En effet, dans une décision rendue il y a un an, la Commission mentionnait qu’il représentait un «risque important pour la sécurité du public» et qu’il banalisait son état. L’homme de 35 ans souffrait d’un trouble schizoaffectif, d’un trouble lié à l’usage des amphétamines en rémission et d’un trouble lié à l’usage du cannabis. Il niait toutefois sa maladie, malgré de nombreux épisodes violents et psychotiques.

Photo tirée de Facebook

Débordée

La professeure Emmanuelle Bernheim, titulaire de la Chaire de recherche du Canada en Santé mentale et accès à la justice, qui a étudié de près la CETM en assistant personnellement à près d’une centaine d’audiences, est d’avis que ce tribunal administratif est complètement débordé et tient des audiences expéditives. 

«Ils n’ont pas le temps de prendre en considération l’ensemble des éléments, signale-t-elle. La preuve principale est bien souvent le rapport du psychiatre traitant et il est déposé généralement au moment de l’audience. La défense n’a pas le temps de se préparer, ça va vite, ils ne prennent pas ça au sérieux et font ça un peu n’importe comment.»
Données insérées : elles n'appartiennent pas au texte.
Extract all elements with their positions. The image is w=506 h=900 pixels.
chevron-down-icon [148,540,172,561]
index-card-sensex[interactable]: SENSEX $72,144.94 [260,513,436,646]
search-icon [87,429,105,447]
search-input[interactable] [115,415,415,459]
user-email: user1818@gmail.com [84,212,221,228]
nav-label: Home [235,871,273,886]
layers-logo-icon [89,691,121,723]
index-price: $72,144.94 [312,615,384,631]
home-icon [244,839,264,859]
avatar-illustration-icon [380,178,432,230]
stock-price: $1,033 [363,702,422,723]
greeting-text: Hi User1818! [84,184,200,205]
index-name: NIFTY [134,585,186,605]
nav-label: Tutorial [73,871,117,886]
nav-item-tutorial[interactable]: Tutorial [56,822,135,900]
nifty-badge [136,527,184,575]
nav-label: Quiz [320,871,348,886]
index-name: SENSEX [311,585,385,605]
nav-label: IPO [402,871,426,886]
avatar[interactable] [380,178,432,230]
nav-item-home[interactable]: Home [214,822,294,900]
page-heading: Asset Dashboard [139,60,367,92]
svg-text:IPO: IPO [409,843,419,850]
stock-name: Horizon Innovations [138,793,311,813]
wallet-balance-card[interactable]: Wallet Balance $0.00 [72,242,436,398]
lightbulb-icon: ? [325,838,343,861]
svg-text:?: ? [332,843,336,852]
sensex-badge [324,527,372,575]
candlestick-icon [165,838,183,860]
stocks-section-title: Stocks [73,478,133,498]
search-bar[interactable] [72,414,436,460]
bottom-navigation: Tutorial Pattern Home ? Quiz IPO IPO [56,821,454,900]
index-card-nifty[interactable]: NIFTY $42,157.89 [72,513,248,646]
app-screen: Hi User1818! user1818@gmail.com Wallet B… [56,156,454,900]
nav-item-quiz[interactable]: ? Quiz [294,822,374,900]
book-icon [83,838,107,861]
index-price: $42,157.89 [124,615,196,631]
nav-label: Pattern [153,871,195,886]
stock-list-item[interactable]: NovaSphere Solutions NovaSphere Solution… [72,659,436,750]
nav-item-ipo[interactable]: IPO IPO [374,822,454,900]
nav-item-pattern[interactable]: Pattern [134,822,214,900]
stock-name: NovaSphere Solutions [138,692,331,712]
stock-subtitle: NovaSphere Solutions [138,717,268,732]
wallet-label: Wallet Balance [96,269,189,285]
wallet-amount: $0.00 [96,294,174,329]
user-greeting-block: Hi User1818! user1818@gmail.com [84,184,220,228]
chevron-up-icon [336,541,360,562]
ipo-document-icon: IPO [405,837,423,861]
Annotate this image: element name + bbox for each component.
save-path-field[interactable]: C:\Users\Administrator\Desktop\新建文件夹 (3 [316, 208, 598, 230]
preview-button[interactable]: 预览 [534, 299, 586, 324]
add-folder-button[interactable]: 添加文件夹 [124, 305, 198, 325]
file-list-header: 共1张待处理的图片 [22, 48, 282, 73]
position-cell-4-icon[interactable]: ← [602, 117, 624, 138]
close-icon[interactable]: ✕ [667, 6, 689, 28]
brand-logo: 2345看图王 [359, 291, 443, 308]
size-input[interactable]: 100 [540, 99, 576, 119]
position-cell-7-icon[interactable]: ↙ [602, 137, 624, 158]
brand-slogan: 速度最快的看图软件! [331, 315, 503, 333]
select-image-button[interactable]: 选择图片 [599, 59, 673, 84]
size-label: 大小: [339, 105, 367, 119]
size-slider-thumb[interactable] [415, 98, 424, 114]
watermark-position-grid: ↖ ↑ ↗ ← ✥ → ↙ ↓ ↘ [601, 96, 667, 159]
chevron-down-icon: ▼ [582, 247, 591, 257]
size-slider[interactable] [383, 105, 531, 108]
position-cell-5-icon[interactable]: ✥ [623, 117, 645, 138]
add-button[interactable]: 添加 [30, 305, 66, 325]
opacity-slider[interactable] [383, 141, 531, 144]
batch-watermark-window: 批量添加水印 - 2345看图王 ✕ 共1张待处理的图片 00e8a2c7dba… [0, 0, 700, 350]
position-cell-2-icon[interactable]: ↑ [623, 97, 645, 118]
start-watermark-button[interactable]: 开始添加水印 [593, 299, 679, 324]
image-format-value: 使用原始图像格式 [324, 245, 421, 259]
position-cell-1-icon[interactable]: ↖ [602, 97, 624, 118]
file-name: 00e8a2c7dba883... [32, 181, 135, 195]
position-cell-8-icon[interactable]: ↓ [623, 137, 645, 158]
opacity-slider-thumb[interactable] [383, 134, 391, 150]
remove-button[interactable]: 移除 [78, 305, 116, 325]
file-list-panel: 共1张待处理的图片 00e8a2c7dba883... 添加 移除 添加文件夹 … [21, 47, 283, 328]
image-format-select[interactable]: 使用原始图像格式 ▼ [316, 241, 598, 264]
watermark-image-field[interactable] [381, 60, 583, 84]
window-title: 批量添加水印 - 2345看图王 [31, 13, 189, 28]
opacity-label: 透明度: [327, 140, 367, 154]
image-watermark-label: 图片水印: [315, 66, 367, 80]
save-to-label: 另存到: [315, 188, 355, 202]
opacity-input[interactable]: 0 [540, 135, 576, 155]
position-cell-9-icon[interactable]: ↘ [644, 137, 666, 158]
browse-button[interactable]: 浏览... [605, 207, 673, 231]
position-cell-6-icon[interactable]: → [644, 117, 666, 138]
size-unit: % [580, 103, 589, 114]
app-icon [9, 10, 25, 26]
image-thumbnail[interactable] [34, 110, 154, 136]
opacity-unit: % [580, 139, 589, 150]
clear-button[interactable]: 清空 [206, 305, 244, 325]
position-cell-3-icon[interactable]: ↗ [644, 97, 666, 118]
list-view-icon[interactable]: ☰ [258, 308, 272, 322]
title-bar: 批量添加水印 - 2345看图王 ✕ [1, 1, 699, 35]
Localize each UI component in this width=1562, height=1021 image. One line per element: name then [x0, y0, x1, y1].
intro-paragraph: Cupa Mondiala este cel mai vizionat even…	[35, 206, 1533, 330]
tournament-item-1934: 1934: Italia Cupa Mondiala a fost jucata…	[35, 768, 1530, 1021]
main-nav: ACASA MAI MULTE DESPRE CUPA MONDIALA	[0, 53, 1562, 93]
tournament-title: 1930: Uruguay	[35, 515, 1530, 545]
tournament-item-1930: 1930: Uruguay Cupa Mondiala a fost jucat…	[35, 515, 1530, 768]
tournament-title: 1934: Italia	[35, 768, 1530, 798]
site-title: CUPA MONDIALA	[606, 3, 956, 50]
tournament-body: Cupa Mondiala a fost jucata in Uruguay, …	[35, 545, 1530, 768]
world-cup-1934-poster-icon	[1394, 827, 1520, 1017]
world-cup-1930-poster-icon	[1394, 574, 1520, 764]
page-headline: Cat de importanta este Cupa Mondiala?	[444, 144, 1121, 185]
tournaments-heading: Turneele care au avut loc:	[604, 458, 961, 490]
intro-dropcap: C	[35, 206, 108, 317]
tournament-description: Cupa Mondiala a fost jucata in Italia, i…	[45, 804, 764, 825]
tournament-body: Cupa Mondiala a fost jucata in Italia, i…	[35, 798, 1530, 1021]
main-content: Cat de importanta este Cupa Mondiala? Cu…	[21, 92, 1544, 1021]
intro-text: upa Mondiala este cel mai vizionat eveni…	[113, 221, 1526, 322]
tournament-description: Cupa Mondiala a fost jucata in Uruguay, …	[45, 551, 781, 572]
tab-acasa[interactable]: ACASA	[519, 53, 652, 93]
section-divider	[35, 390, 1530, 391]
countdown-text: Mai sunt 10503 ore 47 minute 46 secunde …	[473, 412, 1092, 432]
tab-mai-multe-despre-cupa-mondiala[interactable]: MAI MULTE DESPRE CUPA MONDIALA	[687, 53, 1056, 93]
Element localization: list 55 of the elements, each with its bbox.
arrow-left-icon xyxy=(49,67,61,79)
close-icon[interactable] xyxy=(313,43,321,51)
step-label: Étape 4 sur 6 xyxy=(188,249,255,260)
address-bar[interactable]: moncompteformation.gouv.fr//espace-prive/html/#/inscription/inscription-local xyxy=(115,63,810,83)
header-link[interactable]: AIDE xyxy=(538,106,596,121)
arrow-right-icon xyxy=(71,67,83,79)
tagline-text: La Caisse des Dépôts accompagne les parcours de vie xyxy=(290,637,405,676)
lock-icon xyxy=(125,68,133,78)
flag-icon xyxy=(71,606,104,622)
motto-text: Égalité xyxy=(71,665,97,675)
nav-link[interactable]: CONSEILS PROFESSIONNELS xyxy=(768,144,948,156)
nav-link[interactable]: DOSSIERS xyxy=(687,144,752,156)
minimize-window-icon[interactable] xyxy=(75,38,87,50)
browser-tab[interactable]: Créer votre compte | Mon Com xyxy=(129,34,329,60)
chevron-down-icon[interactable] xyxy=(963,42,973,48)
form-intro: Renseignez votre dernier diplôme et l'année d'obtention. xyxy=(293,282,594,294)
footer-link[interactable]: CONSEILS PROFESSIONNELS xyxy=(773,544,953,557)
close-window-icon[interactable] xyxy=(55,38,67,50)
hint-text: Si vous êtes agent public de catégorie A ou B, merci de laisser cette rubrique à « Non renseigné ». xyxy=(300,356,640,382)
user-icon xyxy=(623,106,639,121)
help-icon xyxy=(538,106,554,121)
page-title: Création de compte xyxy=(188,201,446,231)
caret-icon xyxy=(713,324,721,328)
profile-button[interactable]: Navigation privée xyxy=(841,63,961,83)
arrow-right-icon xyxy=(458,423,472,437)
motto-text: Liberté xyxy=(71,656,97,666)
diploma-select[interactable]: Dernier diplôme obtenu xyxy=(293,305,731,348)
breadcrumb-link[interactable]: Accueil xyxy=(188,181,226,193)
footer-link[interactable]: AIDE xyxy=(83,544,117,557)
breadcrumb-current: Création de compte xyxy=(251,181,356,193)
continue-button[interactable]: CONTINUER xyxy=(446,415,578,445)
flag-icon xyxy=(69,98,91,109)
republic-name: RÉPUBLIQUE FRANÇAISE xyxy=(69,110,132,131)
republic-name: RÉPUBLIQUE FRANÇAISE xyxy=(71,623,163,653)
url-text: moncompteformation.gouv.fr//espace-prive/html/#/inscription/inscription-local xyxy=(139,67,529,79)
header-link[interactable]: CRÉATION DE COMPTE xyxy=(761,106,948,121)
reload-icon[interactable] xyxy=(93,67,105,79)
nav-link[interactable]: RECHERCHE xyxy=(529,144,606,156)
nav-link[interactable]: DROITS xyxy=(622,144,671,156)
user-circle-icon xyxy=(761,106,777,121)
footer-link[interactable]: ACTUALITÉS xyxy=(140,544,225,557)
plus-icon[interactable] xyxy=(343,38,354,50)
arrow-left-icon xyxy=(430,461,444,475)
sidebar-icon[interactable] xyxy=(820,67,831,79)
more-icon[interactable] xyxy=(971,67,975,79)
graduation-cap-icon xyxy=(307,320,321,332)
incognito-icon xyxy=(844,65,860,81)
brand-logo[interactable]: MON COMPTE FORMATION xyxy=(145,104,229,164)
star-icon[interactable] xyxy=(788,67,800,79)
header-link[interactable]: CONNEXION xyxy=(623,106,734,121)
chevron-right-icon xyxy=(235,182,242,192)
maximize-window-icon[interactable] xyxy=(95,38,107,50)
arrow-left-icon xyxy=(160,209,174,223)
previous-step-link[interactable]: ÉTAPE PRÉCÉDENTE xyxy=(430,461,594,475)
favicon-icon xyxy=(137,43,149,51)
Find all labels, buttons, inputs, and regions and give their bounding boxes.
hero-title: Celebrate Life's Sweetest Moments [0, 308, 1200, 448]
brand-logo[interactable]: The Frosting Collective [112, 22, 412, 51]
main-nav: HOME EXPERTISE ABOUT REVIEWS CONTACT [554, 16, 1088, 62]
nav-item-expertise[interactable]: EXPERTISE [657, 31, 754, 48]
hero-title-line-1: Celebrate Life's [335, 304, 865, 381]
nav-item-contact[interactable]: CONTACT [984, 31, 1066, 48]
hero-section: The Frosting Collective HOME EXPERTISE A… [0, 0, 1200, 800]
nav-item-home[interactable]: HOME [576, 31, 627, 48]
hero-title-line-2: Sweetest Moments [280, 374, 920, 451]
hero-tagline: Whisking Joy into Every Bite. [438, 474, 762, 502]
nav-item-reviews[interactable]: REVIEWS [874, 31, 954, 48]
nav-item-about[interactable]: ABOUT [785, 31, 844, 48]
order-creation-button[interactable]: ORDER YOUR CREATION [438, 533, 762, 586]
Mme Bernheim mentionne également que, contrairement à ce qui se fait dans les autres provinces canadiennes, les juges administratifs qui siègent aux audiences ne sont pas nécessairement familiers avec la réalité spécifique et complexe de la santé mentale. 

«Mis à part la présence obligatoire d’un psychiatre, les autres juges sont parfois confus sur le rôle de la Commission. Ça occasionne des lacunes dans certains cas parce que les gens n’ont pas toujours le bagage juridique pour bien interpréter la situation.»

Photo Jonathan Tremblay

Pas de procureur

Le psychiatre Gilles Chamberland estime pour sa part que la présence optionnelle d’un procureur de la couronne lors des audiences est problématique. 

«Quand on fait nos rapports, on met en évidence le risque que peut représenter le patient et ensuite, on doit répondre aux questions de la défense, qui [elle], remet en doute notre évaluation en sous-entendant qu’on a évalué trop durement. En fin de compte, on se retrouve dans une situation inconfortable, parce qu’on passe pour les méchants, mais ensuite, on doit continuer à traiter ces patients-là.»

Peu de ressources

L’avocat spécialisé en droit de la santé Jean-François Leroux croit pour sa part que le problème réside davantage dans le manque de ressources sur le terrain pour faire respecter les conditions de remise en liberté des accusés. 

«C’est certainement une partie de la solution, croit-il. C’est une chose de donner des conditions aux gens, mais s’il n’y a personne pour vérifier si les personnes consomment ou si [elles] se présentent à leurs suivis médicaux, [elles] vont tomber entre deux chaises et on va possiblement assister à des drames comme on voit en ce moment.» 

La CETM a refusé notre demande d’entrevue, mercredi.